Genetics of Infant ALL
Infants with leukemia are among the most challenging populations to treat in all of pediatric oncology. Leukemia, of which the most common form in children is ALL, is the most widespread cancer in children and in infants less than 1 year old. Most infants less than 1 year old with ALL respond poorly to chemotherapy drugs and have a much lower survival rate than do older children. One factor associated with poor outcomes in infant ALL is the MLL translocation, a molecular abnormality in which the MLL gene on chromosome 11 breaks and then becomes joined with one of a number of different “partner” genes on other chromosomes. In collaboration with the Children’s Oncology Group (COG), researchers from the Children’s Hospital of Philadelphia determined the specific partner genes involved in MLL translocations among cases of ALL in infants enrolled in the clinical trial COG P9407 for the treatment of infant ALL (abstract 907). The researchers then assessed how different MLL partner genes affected outcome and studied how they were related to other classical prognostic factors, including age and white blood cell count at diagnosis.
A total of of 221 infants with ALL were enrolled in the COG P9407 trial. Researchers used several methods (eg, Southern blot analysis, reverse transcriptase polymerase chain reaction, fluorescence in situ hybridization) to identify MLL translocations and specific partner genes at the levels of the genes and chromosomes. Statistical tests were then used to determine how MLL translocations with different partner genes affected the prognosis, and their relationships to classical prognostic factors.

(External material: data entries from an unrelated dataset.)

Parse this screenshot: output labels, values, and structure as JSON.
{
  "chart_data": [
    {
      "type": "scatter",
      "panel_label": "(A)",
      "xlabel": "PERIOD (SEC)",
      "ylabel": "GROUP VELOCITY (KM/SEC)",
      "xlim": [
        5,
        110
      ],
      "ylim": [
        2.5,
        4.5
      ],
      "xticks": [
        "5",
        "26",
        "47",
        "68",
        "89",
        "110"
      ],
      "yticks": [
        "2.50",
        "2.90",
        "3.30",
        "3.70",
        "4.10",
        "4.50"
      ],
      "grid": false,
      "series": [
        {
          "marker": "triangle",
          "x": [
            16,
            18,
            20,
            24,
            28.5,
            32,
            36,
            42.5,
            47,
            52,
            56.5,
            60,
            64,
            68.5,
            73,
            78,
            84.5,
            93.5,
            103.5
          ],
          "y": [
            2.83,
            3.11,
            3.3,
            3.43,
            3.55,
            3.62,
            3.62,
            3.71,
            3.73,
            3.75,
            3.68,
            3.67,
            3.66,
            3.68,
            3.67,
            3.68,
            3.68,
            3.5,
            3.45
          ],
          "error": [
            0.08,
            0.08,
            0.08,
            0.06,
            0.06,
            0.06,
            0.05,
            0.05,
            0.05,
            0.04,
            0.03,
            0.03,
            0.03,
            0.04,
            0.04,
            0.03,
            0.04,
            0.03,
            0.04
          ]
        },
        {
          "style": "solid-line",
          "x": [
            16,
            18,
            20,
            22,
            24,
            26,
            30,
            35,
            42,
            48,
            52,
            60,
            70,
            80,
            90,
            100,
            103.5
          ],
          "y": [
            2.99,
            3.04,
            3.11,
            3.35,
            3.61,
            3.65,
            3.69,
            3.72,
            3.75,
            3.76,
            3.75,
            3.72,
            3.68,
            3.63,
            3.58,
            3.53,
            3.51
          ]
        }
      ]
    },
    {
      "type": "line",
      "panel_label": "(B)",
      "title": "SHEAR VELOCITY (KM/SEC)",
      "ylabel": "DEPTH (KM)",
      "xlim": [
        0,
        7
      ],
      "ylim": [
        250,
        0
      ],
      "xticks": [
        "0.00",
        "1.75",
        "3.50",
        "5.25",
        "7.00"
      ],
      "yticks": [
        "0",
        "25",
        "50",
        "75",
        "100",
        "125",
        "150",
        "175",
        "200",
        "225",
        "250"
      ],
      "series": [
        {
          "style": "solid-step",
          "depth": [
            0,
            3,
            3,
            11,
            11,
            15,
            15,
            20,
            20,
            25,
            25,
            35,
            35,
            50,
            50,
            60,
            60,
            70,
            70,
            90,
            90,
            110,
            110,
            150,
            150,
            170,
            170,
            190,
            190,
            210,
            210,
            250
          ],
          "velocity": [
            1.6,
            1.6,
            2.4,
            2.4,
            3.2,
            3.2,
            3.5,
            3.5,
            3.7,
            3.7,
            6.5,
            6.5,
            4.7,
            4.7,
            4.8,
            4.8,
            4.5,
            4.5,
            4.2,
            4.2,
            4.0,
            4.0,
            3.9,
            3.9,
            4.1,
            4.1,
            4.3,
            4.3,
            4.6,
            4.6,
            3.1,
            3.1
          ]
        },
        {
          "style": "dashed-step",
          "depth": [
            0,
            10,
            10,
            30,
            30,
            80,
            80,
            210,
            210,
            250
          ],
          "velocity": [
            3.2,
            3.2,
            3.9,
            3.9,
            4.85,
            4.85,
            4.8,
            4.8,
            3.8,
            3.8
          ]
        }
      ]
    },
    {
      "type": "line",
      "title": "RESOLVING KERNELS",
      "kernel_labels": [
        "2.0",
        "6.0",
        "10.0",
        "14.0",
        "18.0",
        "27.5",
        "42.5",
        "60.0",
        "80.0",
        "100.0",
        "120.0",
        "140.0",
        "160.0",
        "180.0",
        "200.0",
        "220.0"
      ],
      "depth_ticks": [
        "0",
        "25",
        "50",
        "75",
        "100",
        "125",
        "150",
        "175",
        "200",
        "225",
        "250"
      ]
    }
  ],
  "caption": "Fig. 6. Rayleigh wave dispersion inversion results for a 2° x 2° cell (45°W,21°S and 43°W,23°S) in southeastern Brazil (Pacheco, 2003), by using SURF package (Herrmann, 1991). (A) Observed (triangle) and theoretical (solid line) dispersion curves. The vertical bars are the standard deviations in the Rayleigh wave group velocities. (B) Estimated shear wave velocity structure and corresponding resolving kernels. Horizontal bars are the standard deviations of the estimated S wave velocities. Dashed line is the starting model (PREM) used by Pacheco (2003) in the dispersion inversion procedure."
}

The COG researchers found that the leukemia cells of 74% of infants with ALL had an MLL translocation and that the most common partner genes of MLL were AF4, ENL, and AF9. The two most common partner genes of MLL, AF4 (located on chromosome 4) and ENL (located on chromosome 19), negatively affected patient survival. Better outcomes were observed when the MLL gene fused with AF9, located on chromosome 9. The outcome was far worse when AF4 or ENL occurred as partner genes in MLL translocations in cases of ALL in younger infants who were less than 90 days old at diagnosis. In addition, translocations fusing MLL with AF4 were associated with a higher white count, whereas translocations fusing MLL with AF9 were associated with a lower white blood cell count. These new associations of specific MLL partner genes with age and white blood cell count indicate how disease biology and the classical prognostic factors in infant ALL are integrally connected.
“The ability to characterize acute lymphoblastic leukemia based on specific partner genes may provide a new way to determine whether infants with ALL in which the partner genes of MLL are different will benefit from specific types of treatment,” said senior author Carolyn A. Felix, MD, professor of pediatrics at the Children’s Hospital of Philadelphia.